3. Your Physical Health
• Stop stress-related back and stomach aches
Studies have shown that people who focus on a personal grudge increase muscle tension and physical symptoms, such as stress-related backache, insomnia and stomach aches.
• Lower blood pressure and decrease heart attacks
Studies of forgiveness have found it good for your heart. It lowers heart rates, blood pressure, and stress. Holding a grudge acts as a chronic stressor and stress increases heart attack risks by 21-fold.
• Stronger immune system
Research has found that letting go of negative emotions and harboring positive emotions can help boost your immune system.
So what does forgiving actually mean? Forgiving means not carrying a grudge in your heart against the person that hurt you. It means letting go and not harboring all of those toxic emotions.

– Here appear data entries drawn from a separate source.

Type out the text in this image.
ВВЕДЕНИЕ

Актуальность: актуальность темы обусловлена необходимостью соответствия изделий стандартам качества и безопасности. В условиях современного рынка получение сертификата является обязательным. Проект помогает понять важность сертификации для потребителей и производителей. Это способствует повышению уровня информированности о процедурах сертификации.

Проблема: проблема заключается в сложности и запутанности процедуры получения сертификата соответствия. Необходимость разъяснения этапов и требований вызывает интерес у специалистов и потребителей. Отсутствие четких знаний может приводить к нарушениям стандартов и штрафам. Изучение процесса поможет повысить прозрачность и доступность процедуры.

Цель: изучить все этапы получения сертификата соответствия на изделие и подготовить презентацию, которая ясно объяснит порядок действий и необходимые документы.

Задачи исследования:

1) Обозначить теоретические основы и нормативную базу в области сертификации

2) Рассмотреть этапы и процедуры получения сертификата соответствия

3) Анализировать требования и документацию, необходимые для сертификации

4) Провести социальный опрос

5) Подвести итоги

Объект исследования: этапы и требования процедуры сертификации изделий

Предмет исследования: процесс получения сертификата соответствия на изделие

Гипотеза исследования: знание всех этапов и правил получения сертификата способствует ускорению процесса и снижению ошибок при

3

Forgiving means that if you were given the chance to retaliate, you would choose not to do so for the sake of Allah and for yourself. Forgiving is giving your heart to Allah swt and asking Him to mend it.
However, forgiveness does not mean that you cannot learn and grow from such an experience. Let go, learn, grow.
Oprah Winfrey said that: “True forgiveness is when you can say, ‘Thank you for that experience.’”
If you were ever betrayed or hurt by someone else, forgiveness does not mean that you have to trust that person again if they haven’t given you a reason to and rebuild that trust. But forgiveness means that you’re able to let go of the resentment that you have in your heart.
Forgive and set yourself free in this life and the next insha’Allah, “To forgive is to set a prisoner free and discover that the prisoner was you.” -Lewis Smedes
Start forgiving today, as this will lead to better spiritual, psychological and physiological health and, ultimately, a happier life and Jannah, insha’Allah!